If $f, g$ are both smooth functions of $t$, why does $f \circ g$ is a smooth function of $t$?

Let $$f,g: \mathbb{R} \to \mathbb{R}$$.

I think it is clear that $$f \circ g$$ has derivatives of all orders since $$\dfrac{d^n}{dt^n} (f\circ g)$$ only depends of $$f, g$$ and it's derivatives. But I'm asking for a formal proof because I can't figure it out one.

Can someone helps with a formal proof?

Thanks.

• Do you want to see by definition.. do you know if f and g are differetiable then thir composition is differentiable – Praphulla Koushik May 18 at 18:30
• Do you know Faa Di Bruno formula ? – Jean Marie May 18 at 20:05

We can prove the following statement by induction on $$n$$: for all $$n\in\mathbb{N}$$, if $$f,g:\mathbb{R}\to\mathbb{R}$$ are $$n$$ times differentiable, then $$f\circ g$$ is $$n$$ times differentiable. The base case $$n=0$$ is trivial.

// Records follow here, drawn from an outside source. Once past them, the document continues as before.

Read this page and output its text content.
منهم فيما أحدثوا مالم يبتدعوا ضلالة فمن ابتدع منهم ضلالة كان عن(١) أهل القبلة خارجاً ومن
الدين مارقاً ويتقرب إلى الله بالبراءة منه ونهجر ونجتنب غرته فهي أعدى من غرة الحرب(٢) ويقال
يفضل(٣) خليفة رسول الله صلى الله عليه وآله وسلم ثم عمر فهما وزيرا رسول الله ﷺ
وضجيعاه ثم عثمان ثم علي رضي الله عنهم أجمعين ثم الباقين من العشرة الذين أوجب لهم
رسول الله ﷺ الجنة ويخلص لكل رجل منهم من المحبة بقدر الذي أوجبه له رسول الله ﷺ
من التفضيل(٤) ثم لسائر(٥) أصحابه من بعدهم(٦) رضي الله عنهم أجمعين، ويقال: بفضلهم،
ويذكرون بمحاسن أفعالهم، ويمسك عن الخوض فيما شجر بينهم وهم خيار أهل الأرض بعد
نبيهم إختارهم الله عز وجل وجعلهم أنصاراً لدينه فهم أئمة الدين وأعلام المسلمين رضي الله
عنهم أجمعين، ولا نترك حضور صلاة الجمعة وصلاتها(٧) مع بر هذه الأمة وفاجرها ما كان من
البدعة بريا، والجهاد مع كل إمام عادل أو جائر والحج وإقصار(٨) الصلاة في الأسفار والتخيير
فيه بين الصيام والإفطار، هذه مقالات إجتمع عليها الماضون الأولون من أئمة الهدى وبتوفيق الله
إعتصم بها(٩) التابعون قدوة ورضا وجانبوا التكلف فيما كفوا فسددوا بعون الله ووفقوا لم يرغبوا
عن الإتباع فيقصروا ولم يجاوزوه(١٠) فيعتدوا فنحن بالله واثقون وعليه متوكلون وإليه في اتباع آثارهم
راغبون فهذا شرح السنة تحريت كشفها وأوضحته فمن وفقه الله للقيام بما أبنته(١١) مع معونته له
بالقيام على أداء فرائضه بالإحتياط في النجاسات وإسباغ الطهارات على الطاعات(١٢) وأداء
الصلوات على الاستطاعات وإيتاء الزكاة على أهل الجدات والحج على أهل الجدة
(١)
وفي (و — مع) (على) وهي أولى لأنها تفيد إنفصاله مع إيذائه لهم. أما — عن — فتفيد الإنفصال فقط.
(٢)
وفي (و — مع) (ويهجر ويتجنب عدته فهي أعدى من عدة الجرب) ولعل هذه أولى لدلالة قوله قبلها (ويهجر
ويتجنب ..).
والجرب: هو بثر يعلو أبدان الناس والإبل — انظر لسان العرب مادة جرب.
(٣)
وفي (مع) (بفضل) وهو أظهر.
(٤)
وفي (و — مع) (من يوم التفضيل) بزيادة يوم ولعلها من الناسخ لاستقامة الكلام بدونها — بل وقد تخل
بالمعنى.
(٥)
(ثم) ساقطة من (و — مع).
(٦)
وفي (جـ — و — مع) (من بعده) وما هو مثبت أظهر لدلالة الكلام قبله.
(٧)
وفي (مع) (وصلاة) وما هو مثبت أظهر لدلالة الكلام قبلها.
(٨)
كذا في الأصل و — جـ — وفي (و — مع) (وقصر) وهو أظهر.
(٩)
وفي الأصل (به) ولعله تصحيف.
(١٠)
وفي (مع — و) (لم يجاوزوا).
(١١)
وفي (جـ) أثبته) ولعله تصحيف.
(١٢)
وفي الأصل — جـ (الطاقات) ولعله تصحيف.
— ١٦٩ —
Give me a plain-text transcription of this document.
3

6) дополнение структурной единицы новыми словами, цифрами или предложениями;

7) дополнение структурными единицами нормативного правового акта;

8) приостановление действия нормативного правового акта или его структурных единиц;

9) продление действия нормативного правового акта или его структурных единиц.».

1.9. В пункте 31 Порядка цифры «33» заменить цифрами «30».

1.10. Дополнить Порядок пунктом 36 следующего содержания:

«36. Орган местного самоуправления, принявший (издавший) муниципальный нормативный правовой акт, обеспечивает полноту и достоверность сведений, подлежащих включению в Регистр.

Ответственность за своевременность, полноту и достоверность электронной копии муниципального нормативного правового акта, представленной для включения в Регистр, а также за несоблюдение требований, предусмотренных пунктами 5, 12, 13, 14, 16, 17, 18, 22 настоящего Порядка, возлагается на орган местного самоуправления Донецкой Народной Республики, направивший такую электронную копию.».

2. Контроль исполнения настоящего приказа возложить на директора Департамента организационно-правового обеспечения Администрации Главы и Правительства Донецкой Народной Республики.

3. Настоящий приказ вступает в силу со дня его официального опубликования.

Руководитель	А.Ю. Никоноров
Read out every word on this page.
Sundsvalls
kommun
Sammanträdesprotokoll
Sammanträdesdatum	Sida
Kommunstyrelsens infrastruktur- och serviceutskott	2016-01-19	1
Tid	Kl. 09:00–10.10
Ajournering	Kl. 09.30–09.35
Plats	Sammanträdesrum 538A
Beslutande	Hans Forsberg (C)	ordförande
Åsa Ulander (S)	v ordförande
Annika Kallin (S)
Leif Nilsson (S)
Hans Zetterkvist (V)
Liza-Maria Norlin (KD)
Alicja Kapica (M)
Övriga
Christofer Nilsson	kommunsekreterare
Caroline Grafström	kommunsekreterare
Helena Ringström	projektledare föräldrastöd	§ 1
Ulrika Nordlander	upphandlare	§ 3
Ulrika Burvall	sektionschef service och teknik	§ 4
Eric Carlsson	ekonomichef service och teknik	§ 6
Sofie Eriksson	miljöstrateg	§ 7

Now suppose $$n>0$$ and the statement is known for $$n-1$$ and we wish to prove it for $$n$$. Let $$f,g:\mathbb{R}\to\mathbb{R}$$ be $$n$$ times differentiable. By the chain rule, $$f\circ g$$ is differentiable with $$(f\circ g)'=g'\cdot (f'\circ g)$$. Now $$f'$$ and $$g$$ are both $$n-1$$ times differentiable, so by the induction hypothesis, $$f'\circ g$$ is $$n-1$$ times differentiable. Since $$g'$$ is also $$n-1$$ times differentiable, $$(f\circ g)'$$ is $$n-1$$ times differentiable since it is a product of two $$n-1$$ times differentiable functions. Thus $$f\circ g$$ is $$n$$ times differentiable.

(Here I assume you already know that a product of two functions which are $$n$$ times differentiable is $$n$$ times differentiable. If you don't know that, it can be proved by induction on $$n$$ in the same way, using the product rule instead of the chain rule.)

As $$f$$ is cont., we see that $$f(x+t)\rightarrow f(x)$$ as $$t\rightarrow 0$$. So, we have

$$\lim_{t\rightarrow 0}\frac{(g\circ f)(x+t)-(g\circ f)(x)}{t} =\lim_{f(x+t)\rightarrow f(x)}\frac{g(f(x+t))-g(f(x))}{t}$$

But, we don’t know what is this. Arrange this as,

$$\lim_{f(x+t)\rightarrow f(x)}\frac{g(f(x+t))-g(f(x))}{t} =\lim_{f(x+t)\rightarrow f(x)}\frac{g(f(x+t))-g(f(x))}{f(x+t)-f(x)}\cdot\frac{f(x+t)-f(x)}{t}$$

Limit distributes in product (here) and so, we have $$\lim_{f(x+t)\rightarrow f(x)}\frac{g(f(x+t))-g(f(x))}{f(x+t)-f(x)}\lim_{t\rightarrow 0}\frac{f(x+t)-f(x)}{t}=g’(f(x))f’(x)$$

So, the limit exists and so the composition $$g\circ f$$ is differentiable.

Suppose $$g,f$$ are smooth. It is clear that $$g\circ f$$ is differentiable.

$$g’\circ f$$ is differentiable being composition of differentiable functions.

As product of differentiable functions is a differentiable function, $$(g’\circ f)\cdot f’$$ is differentiable, that is, $$(g\circ f)’$$ is differentiable.

Similarly, we can prove every derivative of $$g\circ f$$ is differentiable, that is $$g\circ f$$ is smooth.